Capítulo 40
XXXIX
Denuncias e suspeitas
Alfredo, sem recursos, recorreu ao ultimo expediente de um vadio bem educado: tornou-se falsificador de notas.
Os proprios amigos d'outros tempos, ao saberem d'este facto, denunciaram-n'o á policia.
Dahi em deante principiaram as indagações e as pesquisas. A lei não afrouxára em seus esforços. E o certo é que uma manhã Alfredo acordou n'um calabouço, quasi sem luz e abandonado aos vermes.
O processo correu perante o ministerio publico. Abundaram as provas.
Alfredo era realmente um criminoso. O jury, dando o seu veredictum, houve por bem coudemnal-o a degredo perpetuo, para as costas de Africa.
Embalde lhe foi a appellação interposta pelo advogado para o Supremo tribunal de justiça. Confirmada a pena o réu teve de partir.
No dia aprasado para a partida, Alfredo, inquieto, nervoso, tremulo, agitado, pediu papel e tinta. Por uma graça especial fôra-lhe deferido o requerimento.

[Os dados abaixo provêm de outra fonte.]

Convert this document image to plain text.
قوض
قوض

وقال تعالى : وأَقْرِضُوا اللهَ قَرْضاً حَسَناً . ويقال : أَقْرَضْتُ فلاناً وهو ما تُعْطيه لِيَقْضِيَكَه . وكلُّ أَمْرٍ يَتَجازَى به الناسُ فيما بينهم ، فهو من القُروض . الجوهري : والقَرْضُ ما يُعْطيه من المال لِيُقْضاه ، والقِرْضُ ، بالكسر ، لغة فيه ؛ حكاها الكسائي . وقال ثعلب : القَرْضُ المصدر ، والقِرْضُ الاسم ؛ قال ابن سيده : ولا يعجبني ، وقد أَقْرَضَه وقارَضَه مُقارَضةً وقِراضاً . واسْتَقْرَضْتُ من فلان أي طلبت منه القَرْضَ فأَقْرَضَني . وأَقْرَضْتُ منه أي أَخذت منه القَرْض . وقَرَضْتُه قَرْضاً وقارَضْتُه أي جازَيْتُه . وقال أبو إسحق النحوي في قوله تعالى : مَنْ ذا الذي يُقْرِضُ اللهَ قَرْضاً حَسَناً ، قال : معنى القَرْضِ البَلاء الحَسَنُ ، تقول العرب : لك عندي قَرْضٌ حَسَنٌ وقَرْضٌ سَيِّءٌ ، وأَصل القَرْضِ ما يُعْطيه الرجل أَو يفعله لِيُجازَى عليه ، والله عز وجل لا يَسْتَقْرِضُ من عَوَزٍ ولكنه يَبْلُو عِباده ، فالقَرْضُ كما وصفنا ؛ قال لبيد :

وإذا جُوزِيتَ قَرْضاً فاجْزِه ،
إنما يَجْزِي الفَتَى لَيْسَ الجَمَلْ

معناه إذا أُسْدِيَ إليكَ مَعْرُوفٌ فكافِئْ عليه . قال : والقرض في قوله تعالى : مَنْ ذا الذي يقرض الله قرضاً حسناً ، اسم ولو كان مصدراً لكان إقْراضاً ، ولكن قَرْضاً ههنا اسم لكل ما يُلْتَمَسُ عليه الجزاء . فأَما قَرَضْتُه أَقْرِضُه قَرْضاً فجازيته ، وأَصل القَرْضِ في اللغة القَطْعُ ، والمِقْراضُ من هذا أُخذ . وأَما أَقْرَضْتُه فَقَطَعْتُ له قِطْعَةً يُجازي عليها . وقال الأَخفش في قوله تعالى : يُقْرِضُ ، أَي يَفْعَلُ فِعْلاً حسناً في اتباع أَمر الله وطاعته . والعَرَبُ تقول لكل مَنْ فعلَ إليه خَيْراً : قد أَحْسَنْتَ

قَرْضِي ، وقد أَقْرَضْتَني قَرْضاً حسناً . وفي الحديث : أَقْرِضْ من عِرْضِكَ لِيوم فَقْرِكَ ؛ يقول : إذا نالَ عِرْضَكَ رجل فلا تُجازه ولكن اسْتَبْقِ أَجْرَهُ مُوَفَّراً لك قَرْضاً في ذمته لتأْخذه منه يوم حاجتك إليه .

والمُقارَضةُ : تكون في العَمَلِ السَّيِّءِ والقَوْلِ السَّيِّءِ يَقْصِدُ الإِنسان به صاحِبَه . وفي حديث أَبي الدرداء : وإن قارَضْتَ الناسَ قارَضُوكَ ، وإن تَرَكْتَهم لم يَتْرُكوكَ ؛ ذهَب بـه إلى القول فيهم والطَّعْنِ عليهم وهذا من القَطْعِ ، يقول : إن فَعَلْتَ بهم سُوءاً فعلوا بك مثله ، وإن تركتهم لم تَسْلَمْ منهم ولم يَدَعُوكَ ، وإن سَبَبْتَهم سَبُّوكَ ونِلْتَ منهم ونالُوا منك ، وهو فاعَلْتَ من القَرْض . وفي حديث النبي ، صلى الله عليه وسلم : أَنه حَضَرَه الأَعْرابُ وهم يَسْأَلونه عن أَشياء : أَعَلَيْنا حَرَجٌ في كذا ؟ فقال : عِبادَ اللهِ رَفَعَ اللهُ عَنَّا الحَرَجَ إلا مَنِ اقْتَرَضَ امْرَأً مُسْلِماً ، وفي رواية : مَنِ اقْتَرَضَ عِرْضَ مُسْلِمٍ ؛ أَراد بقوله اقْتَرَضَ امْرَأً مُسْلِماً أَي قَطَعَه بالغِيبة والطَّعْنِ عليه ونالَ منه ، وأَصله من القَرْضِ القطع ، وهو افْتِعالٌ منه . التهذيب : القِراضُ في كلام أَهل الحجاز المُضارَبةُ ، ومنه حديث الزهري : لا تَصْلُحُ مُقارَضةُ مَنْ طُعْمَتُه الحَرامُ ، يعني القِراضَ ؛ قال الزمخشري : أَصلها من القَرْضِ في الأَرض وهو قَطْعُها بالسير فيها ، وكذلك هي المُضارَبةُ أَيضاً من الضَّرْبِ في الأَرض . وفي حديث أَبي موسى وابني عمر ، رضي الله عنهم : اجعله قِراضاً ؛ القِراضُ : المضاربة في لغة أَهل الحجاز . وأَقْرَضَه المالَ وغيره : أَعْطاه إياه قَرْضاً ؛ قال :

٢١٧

Tomando a penna o degredado traçou no papel as seguintes linhas: «Excellentissima senhora Viscondessa, e minha dedicada amiga.--Seria vil, e muito vil, que eu, ao deixar esta cidade, me não lembrasse de
Vossa Excellencia. Cheio do contricção e de arrependimento permitta-me pois, Vossa excellencia, que, por um pouco, ajoelhe ante a sua imagem generosa.
«É um criminoso que lhe falla, minha Senhora. É um triste e miseravel peccador que vem pedir-lhe perdão. Conceder-lh'o-ha Vossa excellencia?
Sim! Alfredo não existe já. Condemnou-o a sociedade em nome da lei.
Condemnaram-n'o os seus crimes.
«Dentro em pouco, vestida a estamenha do degredo, o meu nome não terá razão alguma de ser. Vegetarei como um cadaver, que, privado do espirito, se vai decompondo fibra a fibra.
«Os homens não me perdoaram. Foi-me negada a honra: tudo me foi negado.
E entretanto eu tinha de viver...
«Vossa excellencia de certo comprehende este terrivel problema do mundo.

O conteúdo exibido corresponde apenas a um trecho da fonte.